Was Hönicke besonders ärgert, ist die angebliche Unberechenbarkeit der Linken. Bürgermeister Grunst hätte zwar im Bezirksamt gegen das Bauvorhaben gestimmt. Aber die Verordneten hätten sich im Ausschuss mehrheitlich der Stimme enthalten. „Und ich bin davon ausgegangen, dass sie das auch in der BVV tun. Ihr Umschwung ohne Vorankündigung ist ein Vertrauensbruch.“

Das stellt Linken-Mann Wolf ganz anders dar: „Unsere Vertreter im Ausschuss haben darauf hingewiesen, dass dem Bezirk hier ohne Not 35 Sozialwohnungen entgehen.“ Noch im Juli hätte die Linke von der SPD gefordert, Nachverhandlungen zu prüfen. Das wurde nicht genutzt, so Wolf.

Was dann folgte, ist ungewöhnlich: Baustadträtin Monteiro (SPD) brachte im November den Antrag erneut in die BVV ein. Zuvor hatten die Fraktionschefs von SPD und Linken im Gespräch mit dem Investor ausgelotet, dass der nicht zu mehr Sozialwohnungen zu bewegen war. Die Linke, die nicht als Schulverhinderungspartei dastehen wollte, enthielt sich nun teilweise, einige Verordnete stimmten gegen das Vorhaben.
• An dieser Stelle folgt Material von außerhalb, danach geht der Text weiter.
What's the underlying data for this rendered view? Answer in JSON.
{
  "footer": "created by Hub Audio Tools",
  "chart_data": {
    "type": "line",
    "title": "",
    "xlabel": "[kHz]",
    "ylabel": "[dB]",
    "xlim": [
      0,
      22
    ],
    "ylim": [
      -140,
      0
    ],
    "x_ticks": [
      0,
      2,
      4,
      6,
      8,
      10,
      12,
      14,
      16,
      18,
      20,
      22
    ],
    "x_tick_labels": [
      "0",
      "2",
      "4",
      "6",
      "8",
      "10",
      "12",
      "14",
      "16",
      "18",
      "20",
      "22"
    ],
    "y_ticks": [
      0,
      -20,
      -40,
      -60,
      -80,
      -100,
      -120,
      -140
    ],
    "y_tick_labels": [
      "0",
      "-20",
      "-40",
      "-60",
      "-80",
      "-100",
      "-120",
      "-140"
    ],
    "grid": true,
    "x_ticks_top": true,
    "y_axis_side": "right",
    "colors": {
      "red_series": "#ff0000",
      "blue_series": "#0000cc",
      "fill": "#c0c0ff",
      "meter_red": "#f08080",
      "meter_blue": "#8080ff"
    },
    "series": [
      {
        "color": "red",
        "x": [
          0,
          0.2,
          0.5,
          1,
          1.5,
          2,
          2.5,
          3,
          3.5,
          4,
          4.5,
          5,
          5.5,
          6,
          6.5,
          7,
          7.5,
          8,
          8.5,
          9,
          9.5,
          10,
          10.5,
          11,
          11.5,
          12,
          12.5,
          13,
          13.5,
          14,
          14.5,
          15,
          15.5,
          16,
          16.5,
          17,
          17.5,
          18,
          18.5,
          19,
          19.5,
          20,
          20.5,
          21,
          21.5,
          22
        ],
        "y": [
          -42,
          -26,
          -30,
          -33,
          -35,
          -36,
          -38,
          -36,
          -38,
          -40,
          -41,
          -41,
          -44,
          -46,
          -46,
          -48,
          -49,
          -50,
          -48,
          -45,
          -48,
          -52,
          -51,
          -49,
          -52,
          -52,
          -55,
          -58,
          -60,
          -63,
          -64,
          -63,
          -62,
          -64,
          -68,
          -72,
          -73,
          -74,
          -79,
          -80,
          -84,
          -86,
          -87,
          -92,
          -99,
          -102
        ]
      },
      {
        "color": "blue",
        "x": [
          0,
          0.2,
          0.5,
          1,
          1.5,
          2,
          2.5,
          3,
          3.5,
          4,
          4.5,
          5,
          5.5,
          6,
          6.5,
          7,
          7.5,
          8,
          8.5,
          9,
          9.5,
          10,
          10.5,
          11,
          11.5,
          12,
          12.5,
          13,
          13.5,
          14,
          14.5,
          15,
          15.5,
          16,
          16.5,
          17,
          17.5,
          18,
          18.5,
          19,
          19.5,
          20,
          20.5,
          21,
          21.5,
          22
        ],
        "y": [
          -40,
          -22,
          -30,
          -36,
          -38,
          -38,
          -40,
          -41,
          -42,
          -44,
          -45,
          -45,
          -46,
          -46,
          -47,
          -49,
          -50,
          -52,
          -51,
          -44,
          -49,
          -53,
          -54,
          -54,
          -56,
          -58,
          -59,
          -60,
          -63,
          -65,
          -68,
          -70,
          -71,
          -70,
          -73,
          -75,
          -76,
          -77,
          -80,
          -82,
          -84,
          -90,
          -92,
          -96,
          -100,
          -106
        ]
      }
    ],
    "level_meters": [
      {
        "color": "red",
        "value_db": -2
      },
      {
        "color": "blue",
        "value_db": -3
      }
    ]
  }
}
Von der AfD stimmten mehr Verordnete für das Bauvorhaben als bei der ersten Abstimmung. Der Beschluss wurde angenommen. Die Rechtspopulisten feierten sich als Mehrheitsbeschaffer.

SPD-Mann Kevin Hönicke ist indes zuversichtlich, das Verhältnis mit den Linken in der BVV wieder hinzubekommen. „Ich persönlich rede mit der Fraktionsführung immer total entspannt. Wir haben den Linken ein Positionspapier für unsere künftige Zusammenarbeit auf den Gebieten Wohnungsbau und Zuverlässigkeit von Absprachen geschickt.“ Sein linker Kollege Wolf bestätigt das und kündigt Gespräche für einen möglichen Neustart der Zusammenarbeit im neuen Jahr.

Weniger optimistisch ist Hönicke, was eine Verbesserung des Arbeitsklimas im Bezirks­amt betrifft. Dort gilt das Klima als eisig.